Julien était parti de la rue Saint-Denis, se sentant trop épuisé pour marcher il opta pour le métro. Il esquiva de justesse l'homme en costard en face de lui et continua à zigzaguer entre les passants qui le dévisageaient d'un air moqueur. Une femme le bouscula dans les escaliers.
- Putain mais tu peux pas faire gaffe ?!
La jeune femme reprit son équilibre, ses talons de dix centimètres lui rendant la tâche plus ardue. Elle passa furieusement à sa droite, arborant un de ses plus beaux majeurs.
- Connard va !
Quel connard.
T'es un connard.
Mr.Connard
Julien s'apprêtait à rétorquer dans un langage des plus fleuris mais se ravisa. Pourquoi lui répondre ? Après tout elle avait raison, rien ne justifiait une telle attaque verbale. Il avait agit par pure méchanceté, ses actions étaient animées par la haine. Mais quelle haine ? Peut-être la haine d'avoir fait 4 heures de train à cause d'une engueulade. La haine d'avoir foutu 5O balles dans une demi-heure de branlette. La haine de s'être fait insulter par une inconnue à 3h00 du matin.
Il arriva dans la rue de leur petit appartement, un calme des plus pesants y régnait. Il rentra dans l'ascenseur crasseux, toujours accompagné de sa valise dégoulinante d'eau.
Julien tourna la tête et se regarda dans le miroir, il avait une sale mine.
L'ascenseur s'arrêta brusquement, le tintement des clefs s'entrechoquants résonna dans le petit couloir du 5ème étage.
Julien délaissa sa valise et fonça se chercher à boire.

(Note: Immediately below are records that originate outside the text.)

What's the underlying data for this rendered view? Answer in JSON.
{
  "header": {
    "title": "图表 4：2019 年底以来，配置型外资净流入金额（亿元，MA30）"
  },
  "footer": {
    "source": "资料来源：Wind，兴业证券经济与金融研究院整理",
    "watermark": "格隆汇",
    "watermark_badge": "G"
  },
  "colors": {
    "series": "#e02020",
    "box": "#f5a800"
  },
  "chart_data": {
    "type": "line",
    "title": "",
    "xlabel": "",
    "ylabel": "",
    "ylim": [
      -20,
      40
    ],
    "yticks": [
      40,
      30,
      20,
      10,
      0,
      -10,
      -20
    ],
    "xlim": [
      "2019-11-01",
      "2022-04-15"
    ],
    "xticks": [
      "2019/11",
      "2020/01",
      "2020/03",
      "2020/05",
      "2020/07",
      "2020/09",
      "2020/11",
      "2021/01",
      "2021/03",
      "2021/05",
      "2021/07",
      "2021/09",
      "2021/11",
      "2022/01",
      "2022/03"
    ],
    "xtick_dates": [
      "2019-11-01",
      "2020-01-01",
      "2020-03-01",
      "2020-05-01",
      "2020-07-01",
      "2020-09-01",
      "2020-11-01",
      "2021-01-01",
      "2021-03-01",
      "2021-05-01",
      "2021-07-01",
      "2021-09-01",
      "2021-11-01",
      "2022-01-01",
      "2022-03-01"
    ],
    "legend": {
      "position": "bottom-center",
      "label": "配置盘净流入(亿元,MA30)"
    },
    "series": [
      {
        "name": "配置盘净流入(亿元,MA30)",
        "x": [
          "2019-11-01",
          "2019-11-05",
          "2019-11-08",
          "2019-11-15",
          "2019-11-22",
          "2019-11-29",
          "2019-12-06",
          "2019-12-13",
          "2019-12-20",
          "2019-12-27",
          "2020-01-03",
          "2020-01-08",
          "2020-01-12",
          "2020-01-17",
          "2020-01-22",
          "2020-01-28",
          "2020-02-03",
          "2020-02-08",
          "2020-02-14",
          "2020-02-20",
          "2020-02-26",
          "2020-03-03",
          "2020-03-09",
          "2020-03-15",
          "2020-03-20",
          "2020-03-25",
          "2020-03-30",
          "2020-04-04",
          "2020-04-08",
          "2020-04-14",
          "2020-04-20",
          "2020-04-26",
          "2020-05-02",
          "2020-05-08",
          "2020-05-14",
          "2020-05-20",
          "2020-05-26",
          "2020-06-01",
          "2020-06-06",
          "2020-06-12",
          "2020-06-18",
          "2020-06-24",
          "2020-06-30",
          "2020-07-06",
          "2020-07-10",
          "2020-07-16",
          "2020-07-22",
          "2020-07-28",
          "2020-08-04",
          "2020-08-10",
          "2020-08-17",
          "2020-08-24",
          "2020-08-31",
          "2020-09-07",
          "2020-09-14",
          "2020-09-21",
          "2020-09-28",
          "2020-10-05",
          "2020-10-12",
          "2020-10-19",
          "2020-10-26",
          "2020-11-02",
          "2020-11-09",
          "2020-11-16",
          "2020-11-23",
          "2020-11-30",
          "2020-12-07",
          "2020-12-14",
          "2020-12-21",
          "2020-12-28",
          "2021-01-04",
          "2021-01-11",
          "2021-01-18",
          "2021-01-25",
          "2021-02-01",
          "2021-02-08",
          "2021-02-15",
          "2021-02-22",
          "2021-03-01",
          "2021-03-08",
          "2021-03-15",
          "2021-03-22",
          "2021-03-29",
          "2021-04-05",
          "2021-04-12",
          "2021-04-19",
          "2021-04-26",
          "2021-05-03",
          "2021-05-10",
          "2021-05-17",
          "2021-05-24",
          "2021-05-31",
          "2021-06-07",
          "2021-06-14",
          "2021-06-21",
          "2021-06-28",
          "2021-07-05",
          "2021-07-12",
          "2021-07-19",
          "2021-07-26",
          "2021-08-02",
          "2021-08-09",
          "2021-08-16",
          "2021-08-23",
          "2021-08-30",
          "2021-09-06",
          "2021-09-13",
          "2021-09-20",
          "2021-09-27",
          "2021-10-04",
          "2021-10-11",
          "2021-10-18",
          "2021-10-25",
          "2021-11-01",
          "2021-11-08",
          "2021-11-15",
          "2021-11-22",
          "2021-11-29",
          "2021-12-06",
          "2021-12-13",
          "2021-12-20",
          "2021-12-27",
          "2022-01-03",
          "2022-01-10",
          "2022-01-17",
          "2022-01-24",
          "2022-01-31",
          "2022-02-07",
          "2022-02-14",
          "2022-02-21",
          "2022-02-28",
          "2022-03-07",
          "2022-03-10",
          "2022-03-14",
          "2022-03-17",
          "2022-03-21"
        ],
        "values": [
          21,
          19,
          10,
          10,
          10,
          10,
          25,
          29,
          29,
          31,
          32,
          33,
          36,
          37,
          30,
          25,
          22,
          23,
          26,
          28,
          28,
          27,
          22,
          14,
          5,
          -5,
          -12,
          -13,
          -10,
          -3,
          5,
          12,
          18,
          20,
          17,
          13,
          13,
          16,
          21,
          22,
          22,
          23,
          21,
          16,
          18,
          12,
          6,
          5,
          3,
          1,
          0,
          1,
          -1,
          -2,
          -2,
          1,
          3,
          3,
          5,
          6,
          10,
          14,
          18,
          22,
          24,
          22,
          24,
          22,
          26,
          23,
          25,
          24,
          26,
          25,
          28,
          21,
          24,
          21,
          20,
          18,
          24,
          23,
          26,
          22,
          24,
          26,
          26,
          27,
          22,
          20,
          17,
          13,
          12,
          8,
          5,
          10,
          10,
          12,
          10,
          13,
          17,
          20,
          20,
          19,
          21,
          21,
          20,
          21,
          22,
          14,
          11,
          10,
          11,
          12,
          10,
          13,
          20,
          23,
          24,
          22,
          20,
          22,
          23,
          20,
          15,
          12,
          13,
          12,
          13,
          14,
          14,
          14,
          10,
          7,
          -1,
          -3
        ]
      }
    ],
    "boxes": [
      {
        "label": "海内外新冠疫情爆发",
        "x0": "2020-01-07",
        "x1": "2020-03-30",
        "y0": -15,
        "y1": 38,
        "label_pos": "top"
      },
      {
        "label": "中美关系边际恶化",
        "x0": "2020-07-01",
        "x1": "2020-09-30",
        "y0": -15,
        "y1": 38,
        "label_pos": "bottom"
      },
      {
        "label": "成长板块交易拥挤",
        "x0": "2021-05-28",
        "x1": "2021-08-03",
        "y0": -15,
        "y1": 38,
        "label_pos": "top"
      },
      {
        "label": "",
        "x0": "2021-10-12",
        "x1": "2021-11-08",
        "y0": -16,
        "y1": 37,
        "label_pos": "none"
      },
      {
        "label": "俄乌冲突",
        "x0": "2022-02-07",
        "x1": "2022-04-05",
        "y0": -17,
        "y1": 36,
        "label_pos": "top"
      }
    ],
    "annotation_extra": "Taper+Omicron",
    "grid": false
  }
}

Les placards s'ouvrirent brutalement, ses mains naviguèrent entre une bouteille à moitié vide de Jacks Daniels et un Rhum ambré bon marché. Il se décida et attrapa la bouteille de whisky. Il ne le distilla pas. Dès le premier verre sa vision se brouilla, ses déplacements se ralentirent. Les paupières mi-closes, l'alcool continuait à couler le long de son œsophage et persistait à suivre sa trajectoire; ses pensées devenaient de plus en plus floues. Le calme glaçant régnait toujours. Julien se laissait engloutir par sa dépendance, il en fallait encore plus. Le goût était d'une immondice sans nom, il en aurait vomi. Mais il repoussait toujours et encore les limites du possible. Julien trouvait ça absurde de se faire du mal mais il ressentait le besoin viscéral, ce besoin incessant d'oublier même s'il devait se brûler la gorge jusqu'à en perdre la voix. Il ne savait pas s'il ne voulait pas ou s'il ne pouvait pas se stopper dans sa folie destructrice. Les principes physiques n'avaient plus aucun sens pour lui. Il ne prêtait pas attention aux douleurs qui naquirent sur l'ensemble de son corps tant il chutait sur le carrelage froid de sa cuisine, ses paupières se fermèrent lentement.
Julien se transposa dans un monde idyllique abandonnant tous ses doutes.L'aube lassait paraître les premiers rayons du soleil. Pourtant l'air était froid, octobre pointait déjà le bout de son nez. Jeremy continuait à rouler, la mine renfrognée. Il bailla tandis qu'il passait le deuxième péage. La voiture était silencieuse, Jeremy ne pensait qu'à la route à emprunter et non pas à ce qu'il y trouverait au bout.
Il finit par arriver à sa destination, l'horloge de la voiture indiquait 7h00. Devant la porte les yeux dans le vide, l'hésitation prit place...
L'air semblait s'être réchauffé, les rues de Paris reprenaient leur brouhaha quotient. Jeremy soupira, la rencontre était inéluctable.
Il entra et passa devant les boîtes aux lettres. Il profita de cette opportunité pour gagner un peu de temps et ouvrit l'une d'elles.